VARIATION IN SKIN COVERING OF MAMMALS
Even the covering of the body varies in the same class, or even order of animals, so that the familiar growth on the skin is never its only possible covering. The Indian ant-eater, named Manis, which looks like a gigantic fir-cone, the Armadillo, which sheathes the body in rings of bone, bearing only a scanty development of hair, are examples of mammalian hair, as singular as the quills of a Porcupine, the horn of a Rhinoceros, or the growth of hair of varying length and stoutness on different parts of the body in various animals, or the imperfect development of hair in the marine Cetacea. Among living animals it is enough for practical purposes to say that a mammal is clothed with hair, but in a fossil state the hair must usually be lost beyond recognition from its fineness and shortness of growth.
VARIATION IN SKIN COVERING OF BIRDS
No Class of living animals is more homogeneous than Birds; and well-preserved remains prove that, at least as far back in time as the Upper Oolites, birds were clothed with feathers of essentially the same mode of growth and appearance as the feathers of living birds. There may, therefore, be no ground for assuming that the covering was ever different, though some regions of the skin are free from feathers. Yet the variations from fine under-down to the scale-like feathers on the wings of a Penguin, or the great feathers in the wings of birds of flight, or the double quill of the Ostrich group, are calculated to yield dissimilar impressions in a fossil state, even if the fine down would be preserved in any stratum.
VARIATION IN THE BONES OF BIRDS
Osteologically there is less variety in the skeleton of birds than in other great groups of animals. The existing representatives do not exhaust its capability for modification. The few specimens of birds hitherto found in the Secondary strata have rudely removed many differences in the bones which separated living birds from reptiles; so that if only the older fossil birds were known, and the Tertiary and living birds had not existed, a bird might have been defined as an animal having its jaw armed with teeth, instead of devoid of teeth; with vertebræ cupped at both ends, instead of with a saddle-shaped articulation which in front is concave from side from side, and convex from above downwards; in which the bones of the hand are separate, so that three digits terminating in claws can be applied to the ground, instead of the metacarpal bones being united in a solid mass with clawless digits; and in which the tail is elongated like the tail of a lizard.
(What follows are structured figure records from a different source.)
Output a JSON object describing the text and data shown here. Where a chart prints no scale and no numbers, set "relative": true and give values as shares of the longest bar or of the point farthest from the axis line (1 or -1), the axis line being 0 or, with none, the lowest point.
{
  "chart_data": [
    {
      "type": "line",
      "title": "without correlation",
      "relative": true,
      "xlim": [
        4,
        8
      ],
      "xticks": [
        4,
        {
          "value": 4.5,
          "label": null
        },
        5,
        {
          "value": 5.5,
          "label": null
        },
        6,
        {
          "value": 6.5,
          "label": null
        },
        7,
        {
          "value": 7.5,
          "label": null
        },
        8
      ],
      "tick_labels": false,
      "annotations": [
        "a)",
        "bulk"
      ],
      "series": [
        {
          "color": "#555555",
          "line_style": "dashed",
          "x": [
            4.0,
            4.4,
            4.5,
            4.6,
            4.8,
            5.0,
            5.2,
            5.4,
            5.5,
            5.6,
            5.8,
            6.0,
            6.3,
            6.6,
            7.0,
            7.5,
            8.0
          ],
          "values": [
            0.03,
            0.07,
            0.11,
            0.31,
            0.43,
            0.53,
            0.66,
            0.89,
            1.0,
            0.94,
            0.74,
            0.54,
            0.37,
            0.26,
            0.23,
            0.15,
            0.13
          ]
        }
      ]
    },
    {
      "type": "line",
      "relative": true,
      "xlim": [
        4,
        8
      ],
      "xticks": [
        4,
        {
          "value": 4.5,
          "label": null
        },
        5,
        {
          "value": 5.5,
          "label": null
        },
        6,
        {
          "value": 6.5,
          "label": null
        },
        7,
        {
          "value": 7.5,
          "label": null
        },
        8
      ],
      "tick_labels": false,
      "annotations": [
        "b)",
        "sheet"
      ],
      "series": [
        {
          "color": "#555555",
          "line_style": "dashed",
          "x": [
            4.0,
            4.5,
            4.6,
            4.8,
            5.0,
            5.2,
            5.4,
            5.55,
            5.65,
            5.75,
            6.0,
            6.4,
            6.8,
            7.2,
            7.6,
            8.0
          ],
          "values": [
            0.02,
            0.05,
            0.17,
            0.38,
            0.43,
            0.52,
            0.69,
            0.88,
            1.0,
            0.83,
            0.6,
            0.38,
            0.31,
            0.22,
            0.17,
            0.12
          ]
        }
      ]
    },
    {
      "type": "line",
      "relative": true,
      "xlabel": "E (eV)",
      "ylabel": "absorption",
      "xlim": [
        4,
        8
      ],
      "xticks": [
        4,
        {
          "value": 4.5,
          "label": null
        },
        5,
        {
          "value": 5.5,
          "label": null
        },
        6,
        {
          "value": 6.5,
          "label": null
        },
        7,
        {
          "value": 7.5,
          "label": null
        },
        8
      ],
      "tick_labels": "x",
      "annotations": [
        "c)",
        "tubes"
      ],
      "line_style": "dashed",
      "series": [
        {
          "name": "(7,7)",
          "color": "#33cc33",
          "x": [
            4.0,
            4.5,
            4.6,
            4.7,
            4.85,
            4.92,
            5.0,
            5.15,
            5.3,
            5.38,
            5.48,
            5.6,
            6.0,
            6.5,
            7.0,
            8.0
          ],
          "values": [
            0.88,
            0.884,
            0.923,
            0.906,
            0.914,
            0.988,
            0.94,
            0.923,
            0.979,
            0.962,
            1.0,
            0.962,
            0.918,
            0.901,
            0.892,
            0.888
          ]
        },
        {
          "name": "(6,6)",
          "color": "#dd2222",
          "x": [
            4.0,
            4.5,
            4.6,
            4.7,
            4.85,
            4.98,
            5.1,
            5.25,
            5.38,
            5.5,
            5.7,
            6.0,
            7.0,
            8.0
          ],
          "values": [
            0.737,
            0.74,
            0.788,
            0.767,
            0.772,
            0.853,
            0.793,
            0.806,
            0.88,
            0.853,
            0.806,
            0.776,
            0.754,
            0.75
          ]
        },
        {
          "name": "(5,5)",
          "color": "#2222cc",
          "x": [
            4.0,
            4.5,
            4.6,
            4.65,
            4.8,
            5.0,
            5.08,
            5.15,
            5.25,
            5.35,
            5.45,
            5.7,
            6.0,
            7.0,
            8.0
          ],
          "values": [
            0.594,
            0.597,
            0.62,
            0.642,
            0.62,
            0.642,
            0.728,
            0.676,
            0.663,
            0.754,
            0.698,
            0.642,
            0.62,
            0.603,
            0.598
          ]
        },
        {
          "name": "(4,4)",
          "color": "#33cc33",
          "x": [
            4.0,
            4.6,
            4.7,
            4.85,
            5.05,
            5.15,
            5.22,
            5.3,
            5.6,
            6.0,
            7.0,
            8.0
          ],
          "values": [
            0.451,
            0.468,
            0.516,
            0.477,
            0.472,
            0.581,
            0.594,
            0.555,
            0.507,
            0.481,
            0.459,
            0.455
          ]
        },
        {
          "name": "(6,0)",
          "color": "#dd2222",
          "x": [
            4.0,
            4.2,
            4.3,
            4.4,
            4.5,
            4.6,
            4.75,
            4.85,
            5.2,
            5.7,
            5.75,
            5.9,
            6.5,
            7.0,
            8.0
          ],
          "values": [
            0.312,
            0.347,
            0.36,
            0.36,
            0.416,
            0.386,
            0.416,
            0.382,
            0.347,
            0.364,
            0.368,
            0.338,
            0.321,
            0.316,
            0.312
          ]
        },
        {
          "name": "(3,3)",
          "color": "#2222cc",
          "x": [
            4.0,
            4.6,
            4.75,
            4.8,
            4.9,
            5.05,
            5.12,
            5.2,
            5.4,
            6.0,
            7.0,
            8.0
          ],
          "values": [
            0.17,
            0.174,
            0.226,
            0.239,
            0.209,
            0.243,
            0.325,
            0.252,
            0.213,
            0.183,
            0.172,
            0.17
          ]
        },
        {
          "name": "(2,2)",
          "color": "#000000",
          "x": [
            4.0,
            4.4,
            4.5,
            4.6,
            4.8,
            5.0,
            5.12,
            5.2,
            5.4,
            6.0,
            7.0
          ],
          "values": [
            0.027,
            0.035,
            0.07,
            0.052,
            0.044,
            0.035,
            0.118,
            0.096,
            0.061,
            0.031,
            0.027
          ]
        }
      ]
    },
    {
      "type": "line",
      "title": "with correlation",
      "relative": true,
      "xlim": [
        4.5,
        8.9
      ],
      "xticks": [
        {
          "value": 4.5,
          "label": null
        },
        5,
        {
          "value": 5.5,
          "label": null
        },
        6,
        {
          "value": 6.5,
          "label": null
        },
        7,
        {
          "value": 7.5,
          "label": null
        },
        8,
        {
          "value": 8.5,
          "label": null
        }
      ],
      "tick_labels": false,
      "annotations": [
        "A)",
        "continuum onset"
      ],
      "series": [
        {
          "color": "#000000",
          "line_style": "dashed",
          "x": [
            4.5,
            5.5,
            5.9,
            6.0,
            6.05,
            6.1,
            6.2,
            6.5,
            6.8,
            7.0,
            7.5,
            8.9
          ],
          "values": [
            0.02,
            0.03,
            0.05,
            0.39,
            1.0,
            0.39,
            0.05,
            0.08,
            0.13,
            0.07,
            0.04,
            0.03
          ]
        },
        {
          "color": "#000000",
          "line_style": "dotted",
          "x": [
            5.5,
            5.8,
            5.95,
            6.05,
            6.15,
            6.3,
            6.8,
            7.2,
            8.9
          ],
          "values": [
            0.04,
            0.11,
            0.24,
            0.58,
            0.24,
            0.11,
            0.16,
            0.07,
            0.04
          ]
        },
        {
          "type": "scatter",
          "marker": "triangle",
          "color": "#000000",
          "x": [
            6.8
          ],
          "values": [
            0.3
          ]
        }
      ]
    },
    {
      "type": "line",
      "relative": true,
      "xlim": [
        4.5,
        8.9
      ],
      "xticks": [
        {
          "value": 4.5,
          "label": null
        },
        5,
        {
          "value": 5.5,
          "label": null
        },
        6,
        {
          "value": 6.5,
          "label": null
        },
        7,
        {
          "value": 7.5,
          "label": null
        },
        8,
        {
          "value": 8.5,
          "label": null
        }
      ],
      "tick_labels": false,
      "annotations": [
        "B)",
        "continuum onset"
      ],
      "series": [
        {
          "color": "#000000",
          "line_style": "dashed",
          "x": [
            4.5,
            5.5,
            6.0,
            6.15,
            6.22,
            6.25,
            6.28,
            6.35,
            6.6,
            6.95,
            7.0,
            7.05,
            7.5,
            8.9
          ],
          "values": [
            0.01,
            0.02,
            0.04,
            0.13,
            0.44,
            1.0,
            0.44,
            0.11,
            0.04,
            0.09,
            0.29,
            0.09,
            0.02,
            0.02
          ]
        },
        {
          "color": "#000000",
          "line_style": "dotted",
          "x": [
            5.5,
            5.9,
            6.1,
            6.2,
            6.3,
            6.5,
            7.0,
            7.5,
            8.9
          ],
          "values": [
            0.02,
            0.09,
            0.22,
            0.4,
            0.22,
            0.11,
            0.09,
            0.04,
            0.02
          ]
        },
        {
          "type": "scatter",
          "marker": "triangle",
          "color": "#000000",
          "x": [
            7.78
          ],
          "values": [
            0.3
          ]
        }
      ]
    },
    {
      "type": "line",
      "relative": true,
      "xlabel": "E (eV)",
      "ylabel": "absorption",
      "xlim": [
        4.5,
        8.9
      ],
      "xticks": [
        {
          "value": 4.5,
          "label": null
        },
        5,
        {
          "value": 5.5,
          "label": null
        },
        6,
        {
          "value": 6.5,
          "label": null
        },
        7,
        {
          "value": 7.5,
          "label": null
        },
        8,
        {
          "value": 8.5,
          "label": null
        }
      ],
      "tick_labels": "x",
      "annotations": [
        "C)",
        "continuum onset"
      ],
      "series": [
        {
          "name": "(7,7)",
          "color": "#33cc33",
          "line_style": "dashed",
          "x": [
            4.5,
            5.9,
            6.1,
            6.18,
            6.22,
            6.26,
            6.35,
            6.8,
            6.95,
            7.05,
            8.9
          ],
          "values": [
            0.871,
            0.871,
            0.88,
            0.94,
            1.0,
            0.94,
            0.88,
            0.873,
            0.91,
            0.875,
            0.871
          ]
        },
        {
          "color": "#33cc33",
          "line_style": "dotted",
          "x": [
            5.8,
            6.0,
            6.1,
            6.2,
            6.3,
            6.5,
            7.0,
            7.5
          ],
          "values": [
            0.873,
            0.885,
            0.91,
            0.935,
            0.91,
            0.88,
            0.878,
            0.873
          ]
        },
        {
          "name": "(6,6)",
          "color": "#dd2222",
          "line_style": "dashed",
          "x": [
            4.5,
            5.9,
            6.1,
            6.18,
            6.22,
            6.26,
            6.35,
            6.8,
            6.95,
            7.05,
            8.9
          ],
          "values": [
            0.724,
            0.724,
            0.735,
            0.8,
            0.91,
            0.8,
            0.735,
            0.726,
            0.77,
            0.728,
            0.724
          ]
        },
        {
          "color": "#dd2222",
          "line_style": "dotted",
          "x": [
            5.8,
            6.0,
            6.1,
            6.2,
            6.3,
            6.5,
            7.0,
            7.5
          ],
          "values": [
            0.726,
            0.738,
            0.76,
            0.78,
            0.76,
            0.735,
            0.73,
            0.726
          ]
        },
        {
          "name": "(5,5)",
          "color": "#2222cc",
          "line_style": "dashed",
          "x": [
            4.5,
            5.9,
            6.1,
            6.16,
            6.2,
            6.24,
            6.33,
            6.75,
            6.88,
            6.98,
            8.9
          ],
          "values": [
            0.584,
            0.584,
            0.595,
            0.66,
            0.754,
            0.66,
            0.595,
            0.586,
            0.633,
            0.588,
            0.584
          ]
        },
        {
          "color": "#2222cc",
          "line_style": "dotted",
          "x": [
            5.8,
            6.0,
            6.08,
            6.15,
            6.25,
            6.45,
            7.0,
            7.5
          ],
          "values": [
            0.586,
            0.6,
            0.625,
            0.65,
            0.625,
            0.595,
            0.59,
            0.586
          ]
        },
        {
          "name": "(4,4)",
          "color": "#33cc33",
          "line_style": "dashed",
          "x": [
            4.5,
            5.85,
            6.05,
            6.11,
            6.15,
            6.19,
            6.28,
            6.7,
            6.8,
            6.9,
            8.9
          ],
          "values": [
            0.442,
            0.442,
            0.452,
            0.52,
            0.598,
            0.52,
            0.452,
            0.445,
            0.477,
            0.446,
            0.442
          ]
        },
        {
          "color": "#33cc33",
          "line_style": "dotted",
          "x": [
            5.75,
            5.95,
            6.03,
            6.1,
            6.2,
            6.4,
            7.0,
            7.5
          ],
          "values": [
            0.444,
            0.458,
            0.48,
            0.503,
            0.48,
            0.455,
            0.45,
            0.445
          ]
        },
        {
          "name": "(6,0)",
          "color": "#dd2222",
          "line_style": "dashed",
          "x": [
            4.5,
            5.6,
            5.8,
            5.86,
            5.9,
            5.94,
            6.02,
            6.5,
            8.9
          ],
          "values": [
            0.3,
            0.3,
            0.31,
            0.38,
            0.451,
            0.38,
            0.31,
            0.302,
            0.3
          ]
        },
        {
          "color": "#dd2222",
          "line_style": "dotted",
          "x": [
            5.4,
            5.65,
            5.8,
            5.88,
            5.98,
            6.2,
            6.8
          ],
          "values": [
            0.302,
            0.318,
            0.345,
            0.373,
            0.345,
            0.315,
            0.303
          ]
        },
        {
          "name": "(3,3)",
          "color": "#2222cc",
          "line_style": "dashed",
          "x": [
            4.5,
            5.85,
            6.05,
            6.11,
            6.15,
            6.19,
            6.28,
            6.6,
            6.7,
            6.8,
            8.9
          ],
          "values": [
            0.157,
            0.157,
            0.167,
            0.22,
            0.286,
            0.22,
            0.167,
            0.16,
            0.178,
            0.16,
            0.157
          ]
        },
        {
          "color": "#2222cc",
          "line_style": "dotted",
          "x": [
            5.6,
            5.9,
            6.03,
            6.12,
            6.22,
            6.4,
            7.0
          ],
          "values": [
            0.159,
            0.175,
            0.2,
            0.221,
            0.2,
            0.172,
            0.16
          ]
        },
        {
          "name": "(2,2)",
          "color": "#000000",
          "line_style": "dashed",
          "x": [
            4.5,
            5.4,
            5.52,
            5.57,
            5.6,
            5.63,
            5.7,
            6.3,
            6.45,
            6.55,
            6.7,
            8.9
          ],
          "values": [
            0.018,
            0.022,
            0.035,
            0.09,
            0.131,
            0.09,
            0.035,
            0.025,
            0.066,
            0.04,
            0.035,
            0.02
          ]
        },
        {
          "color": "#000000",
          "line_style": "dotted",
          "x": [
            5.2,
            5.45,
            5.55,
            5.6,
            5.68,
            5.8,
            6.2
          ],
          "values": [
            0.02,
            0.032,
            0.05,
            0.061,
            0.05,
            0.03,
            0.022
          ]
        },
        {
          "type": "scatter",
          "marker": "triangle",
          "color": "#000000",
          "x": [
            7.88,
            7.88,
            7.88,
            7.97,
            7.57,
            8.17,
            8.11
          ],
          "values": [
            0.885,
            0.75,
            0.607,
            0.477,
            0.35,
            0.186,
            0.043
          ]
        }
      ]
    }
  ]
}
Yet the limits to variation are not to be formulated till Nature has exhausted all her resources in efforts to preserve organic types by adapting them to changed circumstances. Birds may be regarded theoretically as equally capable with mammals of parting with almost every distinctive structure in the skeleton by which it is best known. Even the living frigate bird blends the early joints of the backbone into a compact mass like a sacrum. The Penguin has a cup-and-ball articulation in the early dorsal vertebræ, with the ball in front. And the genus Cypselus has the upper arm bone almost as broad as long, unlike the bird type. Such examples prove that we are apt to accept the predominant structures in an animal type as though they were universal, and forget that inferences based, like those of early investigators, on limited materials may be re-examined with advantage.